第6話 「ピオラとの雑談」
工房の扉を開けると、油と金属の匂いがふわりと押し寄せてきた。
奥ではジローが工具を置き、顔を上げる。
「おかえり、ナユカ」
「ただいま」
そう返してから、ナユカは棚の方へ目を向けた。
「ピオラも、ただいま」
呼びかけると、棚の横に浮いていたピオラが、
ぽん、と軽く跳ねるように近づいてきた。
ふわりと一周。
いつもより、どこか動きが柔らかい。
ナユカはその様子を目で追いながら、ジローに向き直る。
「なんかあった?」
「え、なにが?」
「ピオラ、ちょっと機嫌よさそうじゃない?」
「うーん……ナユカが帰ってきたから、じゃない?」
「だとしたら……かわいいな」
ピオラは軽く明滅して、また棚のほうへ戻っていった。
最近気づいたことだが、
どうやらピオラには“機嫌”があるらしい。
怒っている時は、呼んでもちらっと見るだけで寄ってこない。
機嫌がいい日は、今日みたいに近づいてくる。
この時代、自我を持つ機械は珍しくない。
それでも、ピオラのレトロな外見からは想像していなかったので、
そうした小さな変化が、毎回ちょっと嬉しかった。
⸻
「で、仕事はどうだったんだい?」
ジローが椅子を回しながら聞いてくる。
「うん……やっぱり難しいね。

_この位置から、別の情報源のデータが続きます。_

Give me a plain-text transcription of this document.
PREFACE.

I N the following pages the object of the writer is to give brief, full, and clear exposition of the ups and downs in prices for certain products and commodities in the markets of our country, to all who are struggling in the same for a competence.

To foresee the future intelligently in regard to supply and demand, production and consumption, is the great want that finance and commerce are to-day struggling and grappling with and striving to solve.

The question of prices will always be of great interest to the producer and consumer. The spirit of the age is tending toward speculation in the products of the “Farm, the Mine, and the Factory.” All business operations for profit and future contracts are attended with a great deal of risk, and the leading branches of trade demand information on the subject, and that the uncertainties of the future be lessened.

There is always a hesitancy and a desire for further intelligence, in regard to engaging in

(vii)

全然ついていけない時がある」
「高ランクの人たちと一緒なんだろ? そりゃ大変だよ」
「なんかね……手際がいいんだよ。全部」
ナユカは言いながら、手を前で組んだ。
「ロープを巻いてると思ったら、もう次の準備に入ってたりして。
段取りも連携も、ぜんぜん違う」
「へぇ……」
「……なんか、自信なくすよ」
「なくすくらいでいいんじゃない?」
ジローはあっさり言った。
「無茶するタイプだし」
「……ひどいな……」
ナユカは苦笑いした。
⸻
少し間を置いて、ジローが思い出したように言う。
「そういえばさ、来月ラナス会議に行くんだっけ?」
「うん。そうなんだ、緊張するよ」
「緊張する?」
「そりゃするよ。だって偉い人たち、いっぱい来るんでしょ」
ラナス会議は、
銀河北部宙域の各惑星が年に一度集まる大規模な協議だ。
治安、交易、移民、惑星間のトラブル――
この地域じゃ、事実上の生命線みたいなものでもある。
「しかも今回はさ。
重要案件があるらしくて、
七大勢力〈セブンスリンク〉からも、人が来るって話だ」
ナユカが付け足す。
「でもさ、アシナの方がずっと立場上じゃない?」
ジローは、少し意地悪そうに笑った。
「アシナは別枠だろ。それは」
ナユカは肩をすくめる。
「やり取りはしてるの?」
「ん? ああ……メッセージは」
「今は直接話せないからね。
星間の磁気嵐の影響で……だから、文字だけ」
「ふぅん……」
「でもさ、検閲されてるみたいで、めちゃくちゃ硬い文章なんだよ。
“アーグレイア王室においては健勝にて――”みたいな」
ジローが吹き出しそうになる。
「ナユカも送ってるの?」
「送ってるよ。こっちも同じくらい硬い文章で返してる」
「アシナ、たぶん笑ってるね」
その瞬間、
棚の上のピオラが小さく“ぴかっ”と光った。
まるで会話に、そっと混ざったみたいに。